For the last hour or so the two brothers had been debating a passage partway through the text that seemed to have no correlation with the normal, expected structure of such Descriptive Books. In it, many of the earlier passages they had already translated seemed to be repeated, yet with minor changes of phrasing and emphasis.
“The changes are so minor…It’s almost as if the writer is trying to reinforce the earlier phrases.”
“Hmmm…” Esel frowned deeply. “Reinforcement, yes. But to what purpose?”
“To make it more stable, perhaps?” Atrus said, coming across from where he had been checking one of the big E.V. suits.
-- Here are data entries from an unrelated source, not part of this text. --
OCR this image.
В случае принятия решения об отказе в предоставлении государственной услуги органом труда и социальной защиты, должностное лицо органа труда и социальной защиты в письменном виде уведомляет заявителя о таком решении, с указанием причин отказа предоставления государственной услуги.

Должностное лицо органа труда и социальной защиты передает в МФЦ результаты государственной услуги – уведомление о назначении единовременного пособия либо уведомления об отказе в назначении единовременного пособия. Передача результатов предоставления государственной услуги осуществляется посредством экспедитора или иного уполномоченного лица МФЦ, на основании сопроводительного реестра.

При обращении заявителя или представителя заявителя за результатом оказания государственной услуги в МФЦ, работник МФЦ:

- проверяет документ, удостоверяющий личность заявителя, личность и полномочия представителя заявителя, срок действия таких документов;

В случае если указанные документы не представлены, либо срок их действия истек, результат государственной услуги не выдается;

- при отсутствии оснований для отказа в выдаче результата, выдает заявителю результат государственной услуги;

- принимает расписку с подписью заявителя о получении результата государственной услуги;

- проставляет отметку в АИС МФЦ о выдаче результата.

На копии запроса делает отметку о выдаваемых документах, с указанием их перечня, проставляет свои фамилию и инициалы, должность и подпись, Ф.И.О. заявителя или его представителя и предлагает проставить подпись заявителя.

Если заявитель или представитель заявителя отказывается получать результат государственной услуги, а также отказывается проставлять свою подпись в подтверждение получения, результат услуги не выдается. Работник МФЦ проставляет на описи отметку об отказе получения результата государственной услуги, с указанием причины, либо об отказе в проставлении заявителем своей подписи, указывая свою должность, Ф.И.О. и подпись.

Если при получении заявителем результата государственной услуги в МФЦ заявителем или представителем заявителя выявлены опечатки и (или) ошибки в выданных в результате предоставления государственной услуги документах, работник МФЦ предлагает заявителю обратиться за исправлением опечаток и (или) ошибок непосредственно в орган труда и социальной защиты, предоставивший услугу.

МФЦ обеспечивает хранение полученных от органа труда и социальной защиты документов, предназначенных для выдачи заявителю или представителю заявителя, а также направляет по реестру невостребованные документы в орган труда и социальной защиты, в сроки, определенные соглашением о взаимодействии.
“Then why not a direct repetition?”
“Because that would be redundant. By making such subtle changes in the repeated phrases, the writer may have been attempting to make the Age he was writing
more specific
.”
Oma had turned to face Atrus. “But why not simply put in those subtleties first time round?”
“As I said. To make it all more stable. I know from experience that the more subtle you try to be, the more
specific
, the more unstable your Ages are likely to be. It was the one great flaw with the worlds my father wrote.”
“Then why did the practice cease?”
“Who can say? Things change. Perhaps they felt it
was
redundant and let the practice lapse.”
“Maybe,” Oma said. “Yet I rather like it. That is, if it is what you think it is, Master Atrus.”
“And I,” Atrus said, smiling. Then, changing the subject, “Are you still having problems with the phraselogy?”
Oma grinned and looked to his brother. “We were, but we think we’ve mastered that now. Most of the oddities are simple structural inversions in the individual sentences. They probably accord with standard speech patterns of that time.”